Thirty-six intronic and exonic single nucleotide polymorphisms (SNPs) and one microsatellite marker within and around these four candidate genes were genotyped in 30 chromosome 7q31 linked families. Multiple SNPs were used to provide as complete coverage as possible since linkage disequilibrium can vary dramatically across even very short distances within a gene. Analyses of these data used the Pedigree Disequilibrium Test for single markers and a multilocus likelihood ratio test.

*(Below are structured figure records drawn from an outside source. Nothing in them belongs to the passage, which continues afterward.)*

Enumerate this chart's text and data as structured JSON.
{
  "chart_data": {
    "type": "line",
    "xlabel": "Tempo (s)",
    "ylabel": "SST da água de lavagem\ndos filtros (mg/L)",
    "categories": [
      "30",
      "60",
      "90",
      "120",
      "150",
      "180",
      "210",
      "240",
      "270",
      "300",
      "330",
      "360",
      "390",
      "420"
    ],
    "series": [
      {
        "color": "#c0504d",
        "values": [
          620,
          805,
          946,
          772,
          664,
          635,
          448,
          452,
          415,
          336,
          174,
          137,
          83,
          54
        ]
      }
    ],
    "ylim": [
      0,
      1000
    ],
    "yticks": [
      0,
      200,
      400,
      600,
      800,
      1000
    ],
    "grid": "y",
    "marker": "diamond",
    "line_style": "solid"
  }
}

As expected, linkage disequilibrium occurred within each of these genes but we did not observe significant LD across genes. None of the polymorphisms in NRCAM, LRRN3, or KIAA0716 gave p < 0.05 suggesting that none of these genes is associated with autism susceptibility in this subset of chromosome 7-linked families. However, with LAMB1, the allelic association analysis revealed suggestive evidence for a positive association, including one individual SNP (p = 0.02) and three separate two-SNP haplotypes across the gene (p = 0.007, 0.012, and 0.012).
NRCAM, LRRN3, KIAA0716 are unlikely to be involved in autism. There is some evidence that variation in or near the LAMB1 gene may be involved in autism.